La abuela de Marcela, Ramona, que se había establecid­o en Miami después de salir de Cuba, llega a Taos, quizá a vivir allí de forma permanente. Pero ella nunca se ha llevado bien con su hija. ¿Saldrán mejor las cosas esta vez?

Marcela se despertó al amanecer y se quedó un rato mirando a las montañas Sangre de Cristo desde la ventana de su recámara. “Cuando vienes a Taos, las montañas te dan la bienvenida o te escupen,” le había dicho Feloniz una vez. “Te ponen a prueba, y en cinco años sabes si te vas a quedar o no.”

La familia de Marcela había pasado la prueba. Llevaban seis años en Taos, que era su hogar de una manera en que Albuquerqu­e nunca lo había sido. Todo allí les gustaba, desde las tiendecita­s esotéricas hasta los restaurant­es que servían el mejor chile verde del mundo. ¿Las montañas darían la bienvenida a Ramona? Su abuela, la verdad sea dicha, tenía fama de difícil. Unos meses después de su llegada a Miami, el marido de Ramona la había dejado. “Ya no está,” Marcela oyó decir a su madre. Al principio pensó que el hombre se había muerto. Luego entendió que seguía vivo y coleando, solo que no en Miami, que con una mujer diferente, una ex con quien se había juntado otra vez.

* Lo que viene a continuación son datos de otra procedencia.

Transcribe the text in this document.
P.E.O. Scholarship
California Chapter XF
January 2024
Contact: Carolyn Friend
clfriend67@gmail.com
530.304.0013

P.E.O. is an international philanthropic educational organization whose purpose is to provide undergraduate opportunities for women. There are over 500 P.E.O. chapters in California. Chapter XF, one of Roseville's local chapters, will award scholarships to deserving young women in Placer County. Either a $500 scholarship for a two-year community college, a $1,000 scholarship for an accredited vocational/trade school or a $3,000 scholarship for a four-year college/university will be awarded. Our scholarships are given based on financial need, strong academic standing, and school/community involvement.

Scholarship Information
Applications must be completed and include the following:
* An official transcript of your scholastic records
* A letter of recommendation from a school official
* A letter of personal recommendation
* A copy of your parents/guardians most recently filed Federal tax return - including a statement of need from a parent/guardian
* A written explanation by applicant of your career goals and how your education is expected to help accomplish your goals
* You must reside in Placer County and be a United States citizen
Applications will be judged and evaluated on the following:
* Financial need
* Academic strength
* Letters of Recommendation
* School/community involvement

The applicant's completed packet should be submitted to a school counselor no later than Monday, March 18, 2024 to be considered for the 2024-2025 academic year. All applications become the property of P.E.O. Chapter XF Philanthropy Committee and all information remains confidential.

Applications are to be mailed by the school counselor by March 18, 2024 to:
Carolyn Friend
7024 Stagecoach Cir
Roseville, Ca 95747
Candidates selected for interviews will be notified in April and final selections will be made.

“No me extraña,” había murmurado Ana Cecilia, pero

sin añadir más explicacio­nes.

Poco después, Ramona empezó a llamar a menudo y su relación con Ana Cecilia mejoró, al menos por teléfono. No se insultaron ni se colgaron más de dos o tres veces en el transcurso de 10 meses. Ana Cecilia había visitado a Ramona en Miami, sola y reportado a su regreso que la visita había ido “bien.”

Ahora era Ramona quien vendría. En cuestión de horas, estaría en Taos.

Marcela estaba un poco asustada, pero, más que nada, emocionadí­sima. ¡Sería tan divertido tener una abuela a su lado! Lo único que le disgustaba era perderse la reunión mensual del Club del Té Turquesa ese día. Se trataba de una asociación sólo para chicas establecid­a por la dueña de la Turquoise Teapot, una casa de té local, “para difundir el amor por el té y los buenos modales” en la generación más joven de taoseñas. Una vez al año, todas iban al salón de té Saint James en Albuquerqu­e y recibían un taller de dos horas sobre las sutilezas del té de la tarde.

Marcela adoraba aquel club. Nunca antes había faltado a una reunión. Por otro lado, estaba segura de que sus padres no habrían insistido en que los acompañara al aeropuerto de Albuquerqu­e si ella no tenía ganas. Antes de irse a la cama, Ana Cecilia le había preguntado: “¿Vienes con nosotros?” Su tono que indica que “no” era una respuesta aceptable.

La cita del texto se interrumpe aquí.